Un environnement naturel pour des animaux sains

Matsubara Masanori, producteur de lait et de fromages, est propriétaire de Mirasaka Fromage, près de Miyoshi, dans la préfecture de Hiroshima. À mon arrivée, il venait de finir la traite dans sa fromagerie.

« Voulez-vous voir les bêtes retourner aux herbages ? »

Au lieu de les mener, il laisse les vaches remonter aux herbages tranquillement.
Au lieu de les mener, il laisse les vaches remonter aux herbages tranquillement.

Nous suivons les vaches le long du chemin pour arriver à une pâture sur la colline, riche en graminées et bambous nains, et parsemée d’arbres à feuillage caduque. La pente opposée est envahie par la forêt. Les chèvres, déjà là, s’arrêtent de brouter et soulèvent la tête pour observer l’intru (moi). L’une d’entre elles esquisse un sourire — ça m’en a tout l’air en tout cas – et vient à ma rencontre. Tout est calme autour de nous.

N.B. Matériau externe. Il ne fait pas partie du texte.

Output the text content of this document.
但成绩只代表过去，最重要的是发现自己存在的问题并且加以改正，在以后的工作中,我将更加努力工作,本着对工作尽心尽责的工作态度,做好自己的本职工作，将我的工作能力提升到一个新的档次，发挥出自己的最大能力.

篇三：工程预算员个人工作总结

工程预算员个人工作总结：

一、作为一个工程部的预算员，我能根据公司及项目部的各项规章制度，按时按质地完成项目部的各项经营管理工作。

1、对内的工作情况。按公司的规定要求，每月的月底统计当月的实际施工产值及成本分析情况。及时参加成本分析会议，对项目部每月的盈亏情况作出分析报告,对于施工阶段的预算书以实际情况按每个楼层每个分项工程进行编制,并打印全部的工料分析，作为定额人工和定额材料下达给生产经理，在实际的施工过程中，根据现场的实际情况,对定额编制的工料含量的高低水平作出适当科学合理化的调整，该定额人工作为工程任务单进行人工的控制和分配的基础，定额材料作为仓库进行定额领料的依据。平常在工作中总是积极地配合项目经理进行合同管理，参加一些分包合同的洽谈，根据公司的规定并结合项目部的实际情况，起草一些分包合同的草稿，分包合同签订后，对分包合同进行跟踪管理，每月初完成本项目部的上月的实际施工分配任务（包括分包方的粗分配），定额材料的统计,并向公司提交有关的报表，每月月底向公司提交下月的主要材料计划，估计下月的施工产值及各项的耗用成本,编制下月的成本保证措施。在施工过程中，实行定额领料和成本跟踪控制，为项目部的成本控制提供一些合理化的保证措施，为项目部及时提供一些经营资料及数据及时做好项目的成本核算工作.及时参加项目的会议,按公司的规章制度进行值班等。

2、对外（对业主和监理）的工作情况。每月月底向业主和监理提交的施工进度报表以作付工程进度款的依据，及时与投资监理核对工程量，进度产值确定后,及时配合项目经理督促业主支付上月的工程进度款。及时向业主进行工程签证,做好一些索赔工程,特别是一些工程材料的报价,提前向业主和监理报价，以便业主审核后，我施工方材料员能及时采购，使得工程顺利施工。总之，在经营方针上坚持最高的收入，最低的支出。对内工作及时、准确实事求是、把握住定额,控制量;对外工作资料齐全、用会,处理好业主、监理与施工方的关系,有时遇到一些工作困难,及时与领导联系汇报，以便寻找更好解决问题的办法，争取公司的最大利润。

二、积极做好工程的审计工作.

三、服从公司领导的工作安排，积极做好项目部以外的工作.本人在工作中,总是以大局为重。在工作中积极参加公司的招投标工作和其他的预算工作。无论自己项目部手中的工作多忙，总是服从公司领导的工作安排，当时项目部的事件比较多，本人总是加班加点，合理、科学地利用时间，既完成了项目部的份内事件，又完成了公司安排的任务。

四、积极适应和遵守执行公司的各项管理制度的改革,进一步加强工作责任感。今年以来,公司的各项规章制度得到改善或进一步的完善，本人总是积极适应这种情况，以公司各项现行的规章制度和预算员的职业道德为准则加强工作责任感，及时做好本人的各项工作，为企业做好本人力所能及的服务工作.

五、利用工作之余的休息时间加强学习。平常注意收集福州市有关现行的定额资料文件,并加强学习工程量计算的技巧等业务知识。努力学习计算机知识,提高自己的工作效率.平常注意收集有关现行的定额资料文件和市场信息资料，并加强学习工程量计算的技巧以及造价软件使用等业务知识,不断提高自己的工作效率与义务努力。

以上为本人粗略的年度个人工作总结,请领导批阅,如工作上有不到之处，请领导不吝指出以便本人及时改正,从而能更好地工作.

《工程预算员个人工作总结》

Matsubara a défriché la pâture lui-même.
Matsubara a défriché la pâture lui-même.

Une chèvre saisit des châtaignes de la main de Matsubara. La pâture est également riche en champignons, renouées, et bambous nains.
Une chèvre saisit des châtaignes de la main de Matsubara. La pâture est également riche en champignons, renouées, et bambous nains.

Matsubara pratique le yamachi rakunô, un type d’élevage laitier en liberté en montagne propre au Japon. Il possède 20 vaches et 60 chèvres à la traite et utilise son lait pour fabriquer du fromage et d’autres produits laitiers.

Yamachi rakunô est une méthode d’agriculture développée dans les années 1960 par Narahara Kyôji, un ingénieur agricole. Elle préconise de défricher des parcelles pentues pour y laisser vaches et chèvres en liberté. Elle est adaptée à la topographie montagneuse du Japon où il est difficile de trouver de vastes herbages sur le plat. Cette approche permet d’entretenir les forêts de montagne par le biais de l’éco-pâturage, et d’enrichir le terrain grâce aux crottins. Les animaux restent sains et la qualité de leur lait reflète le fourrage du moment et les saisons.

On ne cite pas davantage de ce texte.